Later, the doctor tells me the bleeding is stress-related. I nod. I don’t mention the texts.
When I check my phone, the messages have arranged themselves without me.
are you okay?
i got carried away.
you completely overreacted.
where the fuck are you?
Contact doesn’t end. It thins. A message. A call. Long gaps, then softness—just enough to test if I’m still there.
The day I find out, I sit in my car with the heater running, gel drying on my belly.
The tech has given me a small stuffed pink bear.
You won’t know this.
I type fuck you.
Delete it.
He doesn’t reply.
That night, my dog sleeps with his head against my stomach. His breath rises and falls. Rises and falls. Heavy. Certain. He doesn’t ask questions. He doesn’t leave.

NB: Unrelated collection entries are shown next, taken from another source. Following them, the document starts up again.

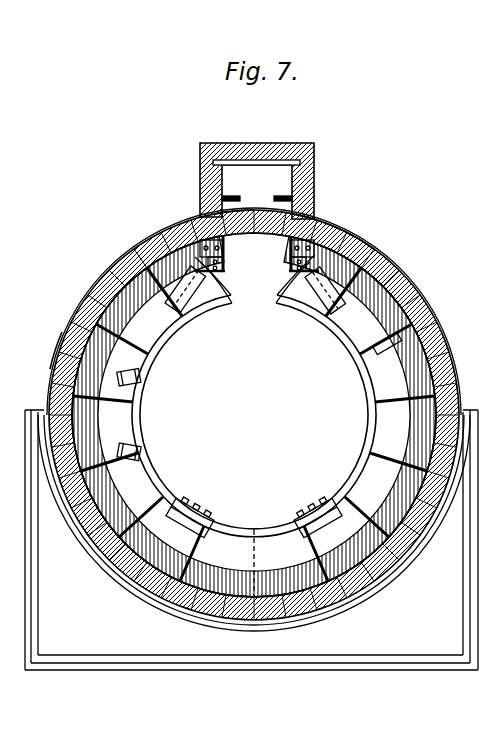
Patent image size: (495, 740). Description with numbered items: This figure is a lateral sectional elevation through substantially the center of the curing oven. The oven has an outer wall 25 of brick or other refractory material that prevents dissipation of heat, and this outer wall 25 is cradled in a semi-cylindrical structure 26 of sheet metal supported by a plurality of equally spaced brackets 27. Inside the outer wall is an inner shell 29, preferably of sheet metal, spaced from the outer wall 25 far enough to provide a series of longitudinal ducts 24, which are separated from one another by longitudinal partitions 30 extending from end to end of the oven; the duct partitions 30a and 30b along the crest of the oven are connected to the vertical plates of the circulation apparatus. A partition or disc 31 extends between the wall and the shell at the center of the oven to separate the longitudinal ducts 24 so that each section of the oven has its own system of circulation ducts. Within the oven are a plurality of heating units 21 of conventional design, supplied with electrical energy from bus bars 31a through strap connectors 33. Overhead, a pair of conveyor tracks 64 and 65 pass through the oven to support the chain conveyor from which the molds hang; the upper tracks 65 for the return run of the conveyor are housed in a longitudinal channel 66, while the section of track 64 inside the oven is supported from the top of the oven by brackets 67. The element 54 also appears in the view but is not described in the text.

The heating unit 21 is at (163, 333).
The longitudinal duct 24 is at (135, 262).
The outer wall 25 is at (396, 258).
The semi-cylindrical structure 26 is at (268, 622).
The bracket 27 is at (38, 599).
The inner shell 29 is at (318, 302).
The longitudinal partition 30 is at (84, 316).
The longitudinal duct partition 30a is at (204, 223).
The longitudinal duct partition 30b is at (368, 237).
The partition or disc 31 is at (118, 562).
The bus bar 31a is at (195, 512).
The strap connector 33 is at (128, 412).
The shell plate 54 is at (48, 288).
The overhead conveyor track 64 is at (287, 272).
The upper conveyor track 65 is at (278, 196).
The longitudinal channel 66 is at (314, 167).
The bracket 67 is at (290, 248).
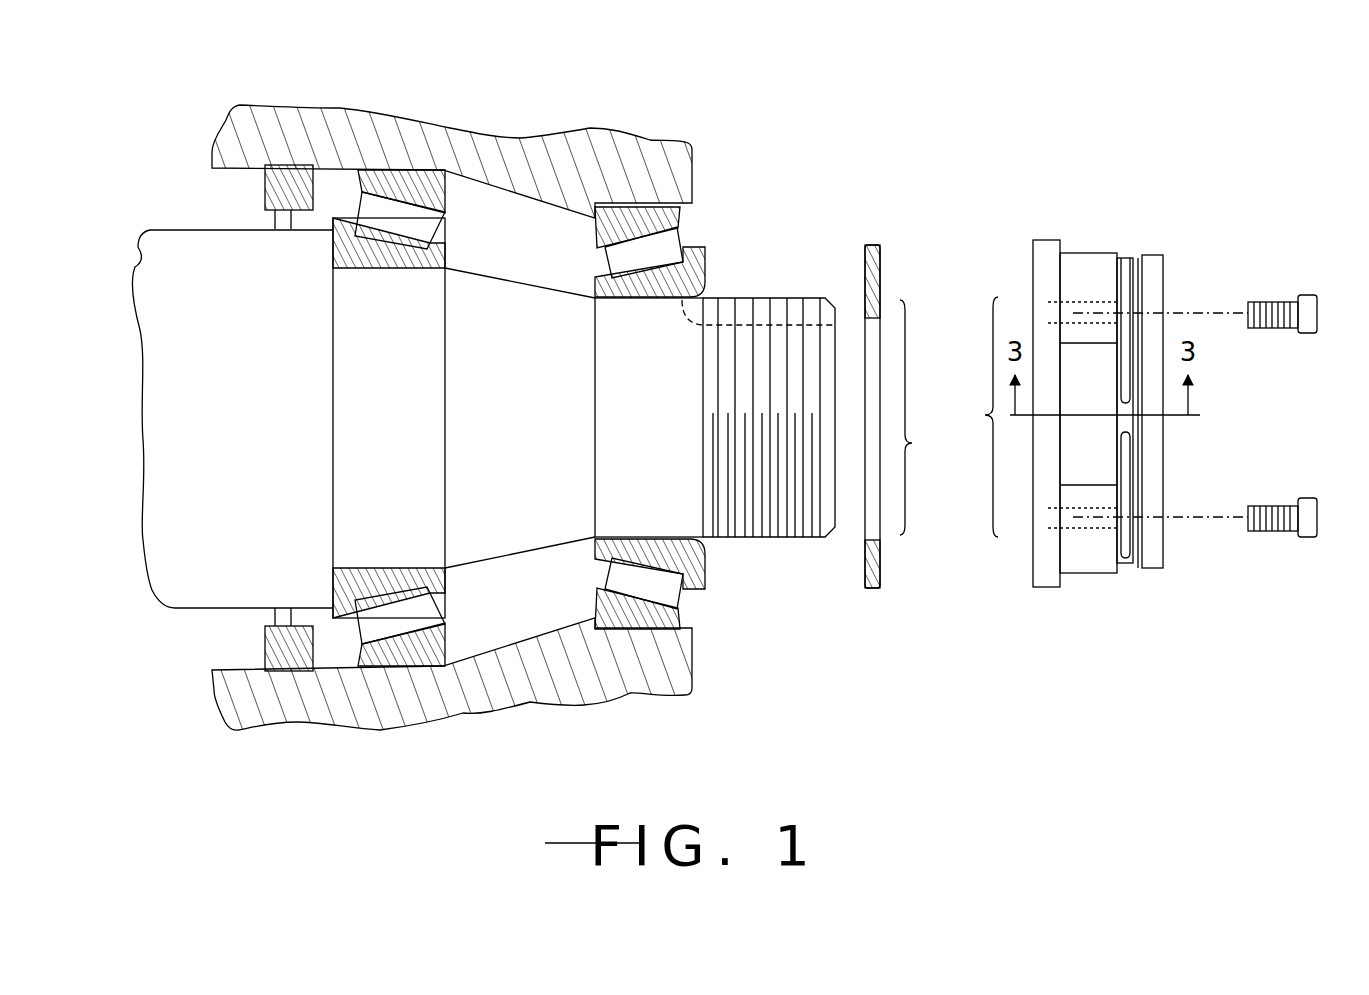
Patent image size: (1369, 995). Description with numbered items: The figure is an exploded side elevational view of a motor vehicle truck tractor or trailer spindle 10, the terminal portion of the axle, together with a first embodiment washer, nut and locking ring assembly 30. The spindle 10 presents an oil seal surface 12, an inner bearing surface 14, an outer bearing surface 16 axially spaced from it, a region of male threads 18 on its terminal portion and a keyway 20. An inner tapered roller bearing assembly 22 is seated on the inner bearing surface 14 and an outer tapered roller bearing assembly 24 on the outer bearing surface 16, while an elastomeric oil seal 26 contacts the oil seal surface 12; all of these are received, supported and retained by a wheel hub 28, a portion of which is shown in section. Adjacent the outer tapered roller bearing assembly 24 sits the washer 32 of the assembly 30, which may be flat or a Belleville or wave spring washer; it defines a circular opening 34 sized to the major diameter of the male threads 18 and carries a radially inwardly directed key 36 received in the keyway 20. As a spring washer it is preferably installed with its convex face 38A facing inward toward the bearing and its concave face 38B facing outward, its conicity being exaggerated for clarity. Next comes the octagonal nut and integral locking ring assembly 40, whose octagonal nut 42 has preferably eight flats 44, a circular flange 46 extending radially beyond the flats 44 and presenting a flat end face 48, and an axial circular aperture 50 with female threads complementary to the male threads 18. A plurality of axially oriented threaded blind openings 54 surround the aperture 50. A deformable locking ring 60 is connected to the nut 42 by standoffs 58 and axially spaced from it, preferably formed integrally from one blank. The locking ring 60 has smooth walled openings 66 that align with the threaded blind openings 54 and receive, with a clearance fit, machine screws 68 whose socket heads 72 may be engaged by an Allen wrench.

The spindle 10 is at (765, 177).
The oil seal surface 12 is at (195, 227).
The inner bearing surface 14 is at (388, 270).
The outer bearing surface 16 is at (650, 300).
The male threads 18 is at (770, 538).
The keyway 20 is at (752, 313).
The inner tapered roller bearing assembly 22 is at (396, 220).
The outer tapered roller bearing assembly 24 is at (677, 240).
The elastomeric oil seal 26 is at (270, 646).
The wheel hub 28 is at (503, 157).
The washer, nut and locking ring assembly 30 is at (1117, 100).
The washer 32 is at (877, 592).
The circular opening 34 is at (926, 417).
The key 36 is at (850, 347).
The convex face 38A is at (863, 278).
The concave face 38B is at (882, 553).
The octagonal nut and integral locking ring assembly 40 is at (1228, 248).
The octagonal nut 42 is at (1120, 258).
The flats 44 is at (1092, 570).
The circular flange 46 is at (1048, 245).
The end face 48 is at (1030, 265).
The axial circular aperture 50 is at (974, 417).
The threaded blind openings 54 is at (1080, 300).
The standoffs 58 is at (1140, 425).
The deformable locking ring 60 is at (1148, 570).
The smooth walled openings 66 is at (1178, 297).
The machine screws 68 is at (1268, 505).
The socket heads 72 is at (1310, 315).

In the morning, my mother calls.
“So?” she says. “You figure it out?”
I look at my body in the mirror. The small, unmistakable curve. The quiet insistence of it.
My breath fogs the glass for a second, then clears.
“I think so,” I say.
She hums. “Good.”
I know what she means: good that I’ll manage. Good that I won’t expect help. Good that I’ll endure.
What I don’t tell her is that I’m not interested in her version of strength. I don’t want to raise a child inside a question mark shaped like a man. I don’t want to teach my daughter to disappear.
The window stays closed. The smoke stays outside.